Una trovata mai neanche immaginata per altre grandi opere. Sono stati mai proposti referendum per realizzare la galleria TAV Torino Lione, o la TAV Napoli Bari, o il Terzo Valico dei Giovi, o il Mo.S.E., o la BreBeMi, l’Expo, le metropolitane di Roma, Milano, Napoli, o l’ampliamento del porto di Genova?
Ma, pur cambiando la parola referendum, lessicalmente impropria e giuridicamente scorretta, in sondaggio, viene da chiedersi come sia possibile utilizzare un simile strumento per un’infrastruttura che unisce persone molto diversamente coinvolte e, spesso, scientificamente disinformate: il voto degli abitanti di Ganzirri e Torre Faro varrà quanto quello dei cittadini di Barcellona o Trapani a molti km di distanza? E se il voto dei Siciliani fosse favorevole ma non quello dei Calabresi, se ne costruirebbe soltanto mezzo?

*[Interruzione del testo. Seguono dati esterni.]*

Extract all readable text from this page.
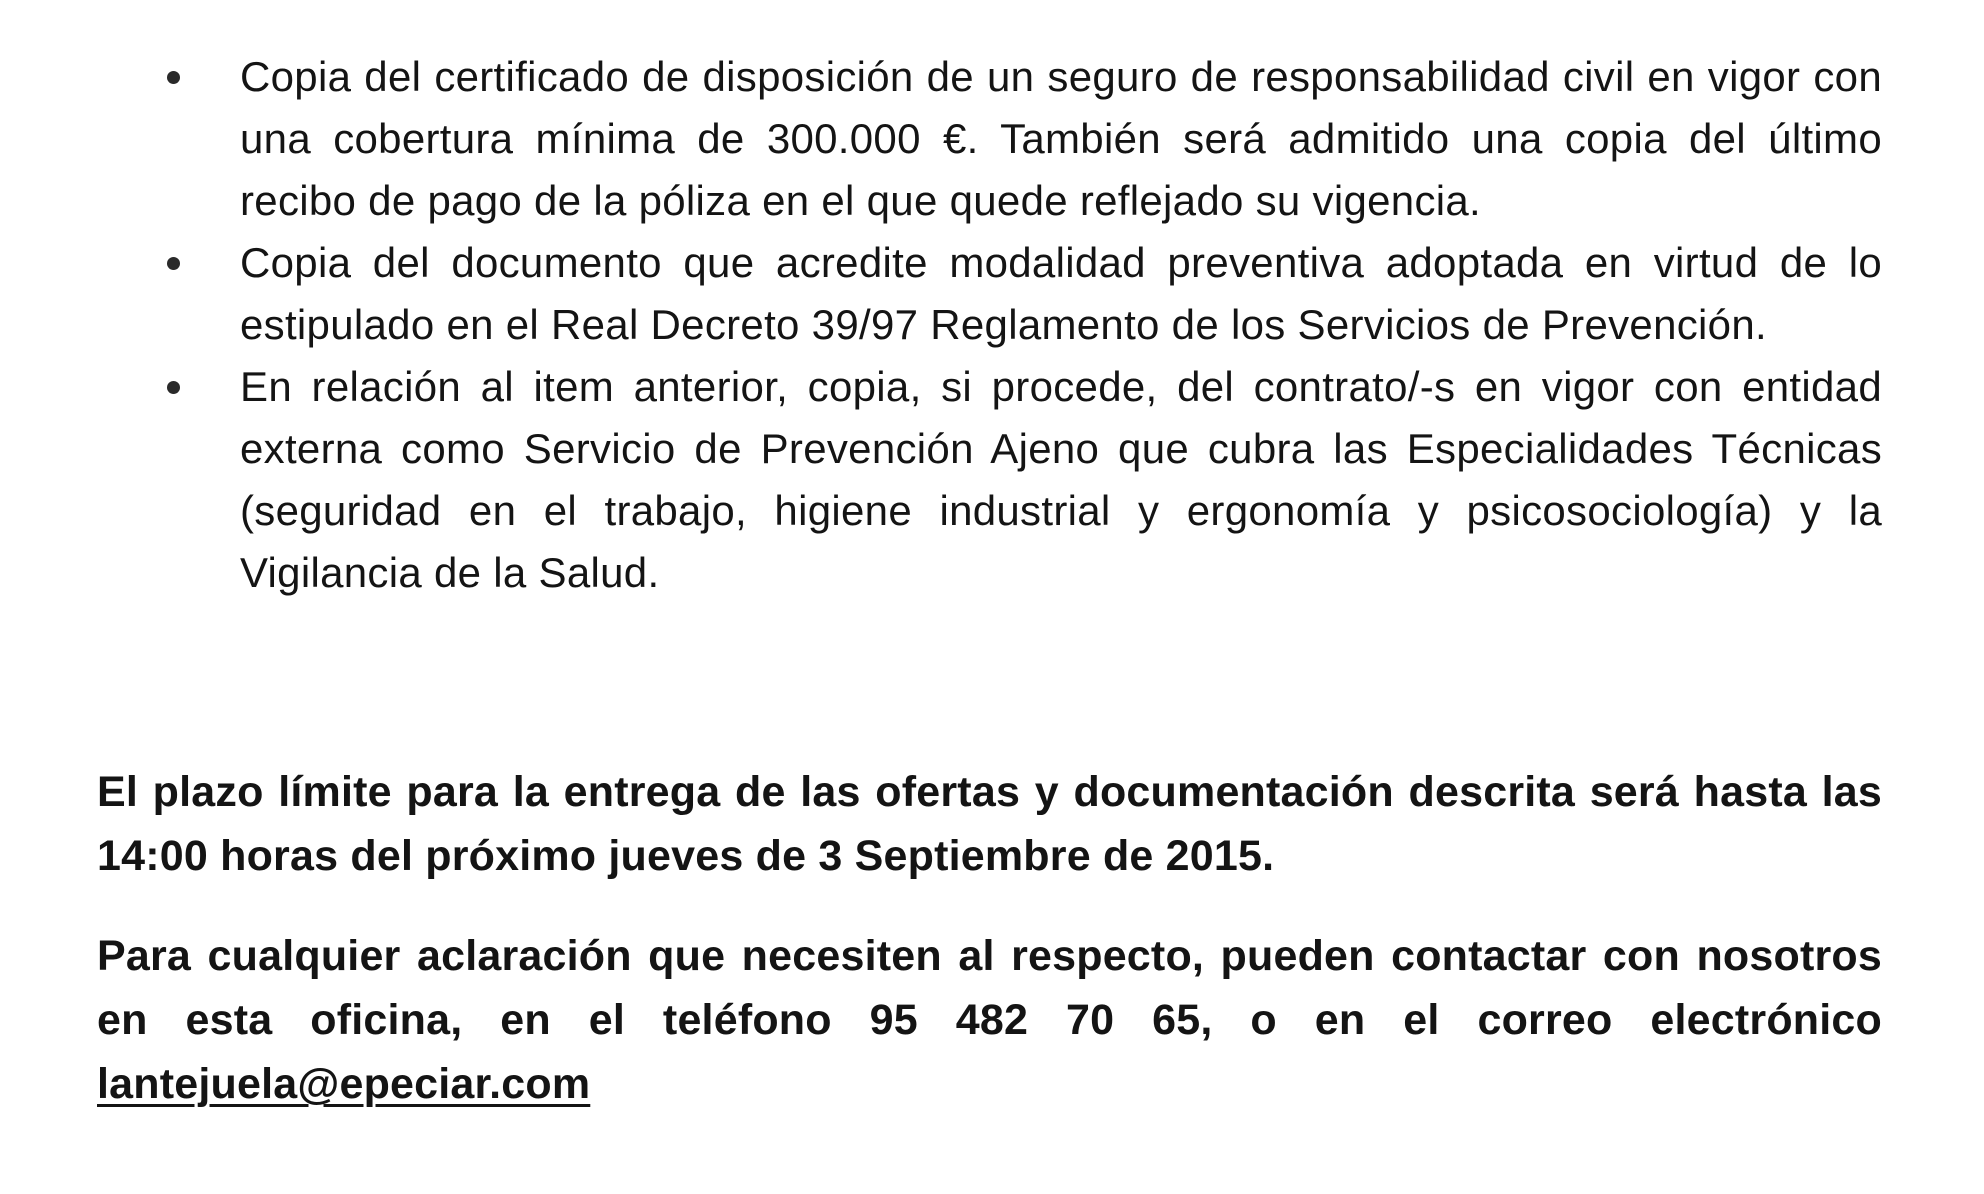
Copia del certificado de disposición de un seguro de responsabilidad civil en vigor con una cobertura mínima de 300.000 €. También será admitido una copia del último recibo de pago de la póliza en el que quede reflejado su vigencia.
Copia del documento que acredite modalidad preventiva adoptada en virtud de lo estipulado en el Real Decreto 39/97 Reglamento de los Servicios de Prevención.
En relación al item anterior, copia, si procede, del contrato/-s en vigor con entidad externa como Servicio de Prevención Ajeno que cubra las Especialidades Técnicas (seguridad en el trabajo, higiene industrial y ergonomía y psicosociología) y la Vigilancia de la Salud.

El plazo límite para la entrega de las ofertas y documentación descrita será hasta las 14:00 horas del próximo jueves de 3 Septiembre de 2015.

Para cualquier aclaración que necesiten al respecto, pueden contactar con nosotros en esta oficina, en el teléfono 95 482 70 65, o en el correo electrónico lantejuela@epeciar.com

E’ una democrazia fasulla, quella che confonde gli interessi locali con quelli dell’intero Paese. Ma, oltre a una evidente fragilità logica, la proposta tradisce il rifiuto da parte di alcune forze politiche di attuare il grande programma di infrastrutturazione del Sud, che fa perno sul Ponte e mira ad unire il Paese. E’ chiaro che c’è ancora chi non condivide l’urgenza di attuare una vera mobilità territoriale, quella che porta
coesione e sviluppo in ogni parte del Paese e contrasta una marginalizzazione che è prima causa dell’arretratezza del Mezzogiorno. Marginalizzazione che è anche brodo di coltura della criminalità organizzata, figlia del bisogno e della mancanza di un lavoro onesto, prima ancora che fenomeno culturale.
Queste temerarie proposte fatte proprio adesso, dopo le aperture governative ed il consenso delle componenti più significative del PD di riavviare la costruzione del ponte, appaiono come maldestri tentativi di scatenare nuovi furori ideologici che già portarono alla scellerata decisione dei governi Monti e Letta di fermare lo sviluppo sino a Napoli e Bari.
Perché, ci domandiamo infine, se per accantonare il ponte è bastato un decreto legge, per riavviarne invece l’iter dovrebbe essere necessario un referendum? Non comprendiamo per quale ragione un referendum non fu proposto nel 2006, quando Alessandro Bianchi, ancora dentro le mura del Quirinale dopo il giuramento di fedeltà alla Repubblica, si permise di dire che “il ponte sullo Stretto è l’opera più inutile e dannosa pensata dall’uomo negli ultimi cento anni”. O ancora, perché non lo si propose nell’ottobre 2012, dopo che Mario Monti presentò il decreto legge contenente quell’ articolo 34 decies che seppelliva il ponte sullo Stretto, assieme alla credibilità internazionale di questo Paese?”
Per Rete Civica per le Infrastrutture nel Mezzogiorno
Fernando Rizzo, Giovanni Mollica, Giovanni Caminiti, Ettore Gentile, Daniela Micali, Angelo Papalia, Nino Musca.